Open benhynes opened this issue 2 years ago • 2 comments

It was required by OpenAI for a project I've been working on, so I just wanted to simplify usage a little bit. Now there's a contentFilter function that can be called as:

client.contentFilter(prompt: prompt, completion: { rating in
    switch rating {
    case 0:
        print("Safe")
    case 1:
        print("Sensitive")
        // This means that the text could be talking about a sensitive topic, something political, religious, or talking about a protected class such as race or nationality.
    case 2:
        print("Unsafe")
        // This means that the text contains profane language, prejudiced or hateful language, something that could be NSFW, or text that portrays certain groups/people in a harmful manner.
    default:
        print("Unexpected result")
    }
    }
})

It effectively wraps a completion request instead of implementing a different request, so I think the error handling should be sufficient with the completion of the the completions function with Result<[Completion], Swift.Error>. This is handled with the guard case .success(let completions) = result else { fatalError("\(result)") } within contentFilter, but I'm interested in input as to whether this is an acceptable way of dealing with this.

Just a note that I rebased my commits to modify a commit name for clarity, in case there were any questions regarding why there were 4 commits made at the same time.

benhynes avatar Nov 02 '21 18:11 benhynes

Hey @mattt!
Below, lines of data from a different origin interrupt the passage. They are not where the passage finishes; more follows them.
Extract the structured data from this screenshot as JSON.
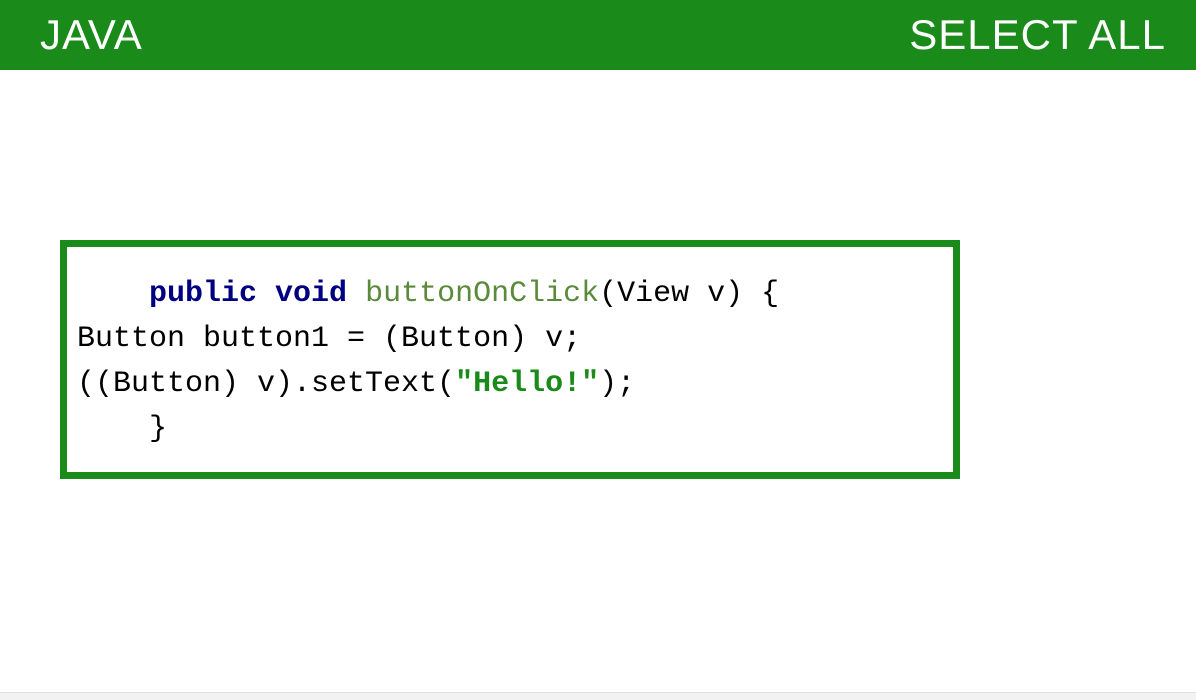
{
  "header": {
    "title": "JAVA",
    "select_all": "SELECT ALL"
  },
  "code": {
    "line1_indent": "    ",
    "line1_kw": "public void ",
    "line1_fn": "buttonOnClick",
    "line1_rest": "(View v) {",
    "line2": "Button button1 = (Button) v;",
    "line3_pre": "((Button) v).setText(",
    "line3_str": "\"Hello!\"",
    "line3_post": ");",
    "line4": "    }"
  }
}
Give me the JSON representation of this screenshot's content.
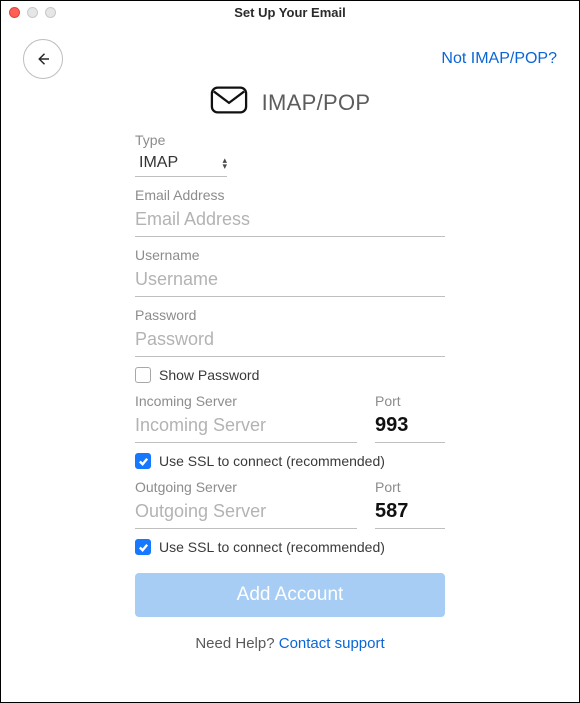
{
  "window": {
    "title": "Set Up Your Email"
  },
  "top": {
    "not_imap_pop": "Not IMAP/POP?"
  },
  "header": {
    "protocol_heading": "IMAP/POP"
  },
  "form": {
    "type_label": "Type",
    "type_value": "IMAP",
    "email_label": "Email Address",
    "email_placeholder": "Email Address",
    "email_value": "",
    "username_label": "Username",
    "username_placeholder": "Username",
    "username_value": "",
    "password_label": "Password",
    "password_placeholder": "Password",
    "password_value": "",
    "show_password_label": "Show Password",
    "incoming_label": "Incoming Server",
    "incoming_placeholder": "Incoming Server",
    "incoming_value": "",
    "port_label": "Port",
    "incoming_port": "993",
    "ssl_label": "Use SSL to connect (recommended)",
    "outgoing_label": "Outgoing Server",
    "outgoing_placeholder": "Outgoing Server",
    "outgoing_value": "",
    "outgoing_port": "587",
    "add_button": "Add Account"
  },
  "footer": {
    "need_help": "Need Help? ",
    "contact_support": "Contact support"
  }
}
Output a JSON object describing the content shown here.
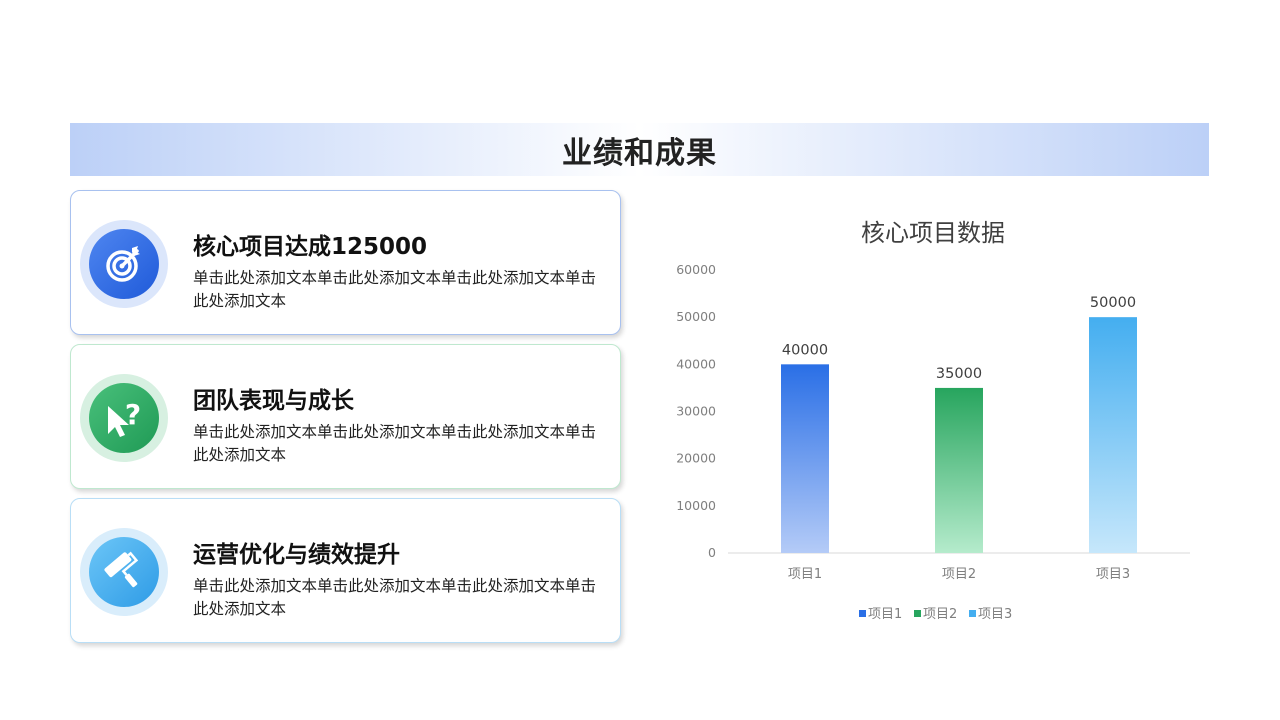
{
  "page_title": "业绩和成果",
  "cards": [
    {
      "title": "核心项目达成125000",
      "desc": "单击此处添加文本单击此处添加文本单击此处添加文本单击此处添加文本",
      "icon": "target-icon"
    },
    {
      "title": "团队表现与成长",
      "desc": "单击此处添加文本单击此处添加文本单击此处添加文本单击此处添加文本",
      "icon": "cursor-question-icon"
    },
    {
      "title": "运营优化与绩效提升",
      "desc": "单击此处添加文本单击此处添加文本单击此处添加文本单击此处添加文本",
      "icon": "paint-roller-icon"
    }
  ],
  "colors": {
    "series1_top": "#2a6fe6",
    "series1_bottom": "#b4cbf7",
    "series2_top": "#27a55e",
    "series2_bottom": "#b5ebcc",
    "series3_top": "#44aef0",
    "series3_bottom": "#c6e7fb"
  },
  "chart_data": {
    "type": "bar",
    "title": "核心项目数据",
    "categories": [
      "项目1",
      "项目2",
      "项目3"
    ],
    "values": [
      40000,
      35000,
      50000
    ],
    "data_labels": [
      "40000",
      "35000",
      "50000"
    ],
    "legend": [
      "项目1",
      "项目2",
      "项目3"
    ],
    "legend_position": "bottom",
    "ylim": [
      0,
      60000
    ],
    "yticks": [
      0,
      10000,
      20000,
      30000,
      40000,
      50000,
      60000
    ],
    "grid": false,
    "xlabel": "",
    "ylabel": ""
  }
}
I've had some time to work on this throughout the day and I ended up creating a new file OpenAI > Supporting Types > Safety.swift to include the Safety enum plus all of the relevant extensions. I've also updated the documentation to match the changes.

I think .safe == 0, .sensitive == 1, .unsafe == 2, .failure == 3 makes sense. This way, having the values be comparable we could say something like if rating >= .sensitive { return } and that would include .failure instead of assigning it to -1 and having to deal with another case.
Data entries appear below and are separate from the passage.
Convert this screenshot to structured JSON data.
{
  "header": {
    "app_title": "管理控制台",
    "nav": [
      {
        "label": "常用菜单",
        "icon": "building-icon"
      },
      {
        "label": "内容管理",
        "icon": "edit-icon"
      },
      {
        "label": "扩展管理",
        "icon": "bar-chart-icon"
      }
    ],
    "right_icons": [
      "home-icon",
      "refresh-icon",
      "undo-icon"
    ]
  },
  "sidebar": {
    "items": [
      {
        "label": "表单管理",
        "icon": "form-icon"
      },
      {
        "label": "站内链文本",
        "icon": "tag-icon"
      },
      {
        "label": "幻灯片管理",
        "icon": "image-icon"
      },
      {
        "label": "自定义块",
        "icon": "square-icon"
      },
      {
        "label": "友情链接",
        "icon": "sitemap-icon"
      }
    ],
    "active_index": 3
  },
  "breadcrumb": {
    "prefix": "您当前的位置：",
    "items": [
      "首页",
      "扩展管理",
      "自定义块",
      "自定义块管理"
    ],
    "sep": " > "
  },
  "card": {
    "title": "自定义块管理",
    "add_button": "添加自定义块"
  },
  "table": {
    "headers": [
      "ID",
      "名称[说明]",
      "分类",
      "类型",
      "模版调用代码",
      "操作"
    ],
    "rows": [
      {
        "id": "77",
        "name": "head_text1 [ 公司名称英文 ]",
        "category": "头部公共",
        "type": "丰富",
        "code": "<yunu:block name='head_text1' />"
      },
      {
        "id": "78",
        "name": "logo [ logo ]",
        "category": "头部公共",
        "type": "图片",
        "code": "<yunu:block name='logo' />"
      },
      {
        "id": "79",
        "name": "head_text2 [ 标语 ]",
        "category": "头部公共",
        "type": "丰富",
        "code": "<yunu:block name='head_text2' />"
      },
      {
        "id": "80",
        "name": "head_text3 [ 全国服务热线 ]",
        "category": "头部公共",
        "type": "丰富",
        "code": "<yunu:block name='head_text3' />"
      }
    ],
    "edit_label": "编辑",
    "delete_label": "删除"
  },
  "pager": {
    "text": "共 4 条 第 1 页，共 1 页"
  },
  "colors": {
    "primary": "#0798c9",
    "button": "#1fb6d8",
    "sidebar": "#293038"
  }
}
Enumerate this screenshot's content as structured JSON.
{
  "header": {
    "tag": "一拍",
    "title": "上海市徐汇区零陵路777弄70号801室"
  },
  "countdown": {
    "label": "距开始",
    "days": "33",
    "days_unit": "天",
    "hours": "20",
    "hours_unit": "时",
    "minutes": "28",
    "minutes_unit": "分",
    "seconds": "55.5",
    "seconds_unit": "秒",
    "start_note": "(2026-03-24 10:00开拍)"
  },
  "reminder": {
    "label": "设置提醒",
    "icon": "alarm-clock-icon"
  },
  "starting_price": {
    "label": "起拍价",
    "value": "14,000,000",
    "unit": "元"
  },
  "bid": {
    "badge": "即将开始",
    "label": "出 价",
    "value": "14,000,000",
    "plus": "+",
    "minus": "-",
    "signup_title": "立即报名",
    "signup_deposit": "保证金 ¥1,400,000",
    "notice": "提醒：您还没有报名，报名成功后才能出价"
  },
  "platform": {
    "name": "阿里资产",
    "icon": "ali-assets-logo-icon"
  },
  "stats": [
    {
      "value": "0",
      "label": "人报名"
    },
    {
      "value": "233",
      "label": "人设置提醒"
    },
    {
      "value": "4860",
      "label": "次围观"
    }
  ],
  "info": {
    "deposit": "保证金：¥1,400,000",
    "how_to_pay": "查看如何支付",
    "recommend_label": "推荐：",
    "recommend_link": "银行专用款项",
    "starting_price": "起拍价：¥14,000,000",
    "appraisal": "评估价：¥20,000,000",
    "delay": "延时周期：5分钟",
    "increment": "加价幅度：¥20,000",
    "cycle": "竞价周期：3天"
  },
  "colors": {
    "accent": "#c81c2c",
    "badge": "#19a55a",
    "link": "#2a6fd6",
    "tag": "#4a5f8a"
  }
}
I also took a look at the test unit, but I'm having a bit of a time figuring out what a content filter request would look like in json to add to the MockOpenAIURLProtocol. Anecdotal testing is indicating that it's working as expected though.

benhynes avatar Nov 03 '21 01:11 benhynes

Hey @mattt, this all looks great. Just had a moment to review the changes you've made and it all looks good to me. I had thought about using Result<[Completion], Swift.Error> but wasn't 100% sure on how to go about implementing it properly, so getting to review your implementation has been educational for me. Thanks!

Seems the docs may still be in the process of being completed for content filter--there's some Python sample code provided there now on how to manage logprobs. Great catch on the updated docs and I'm happy to give this a shot at some point.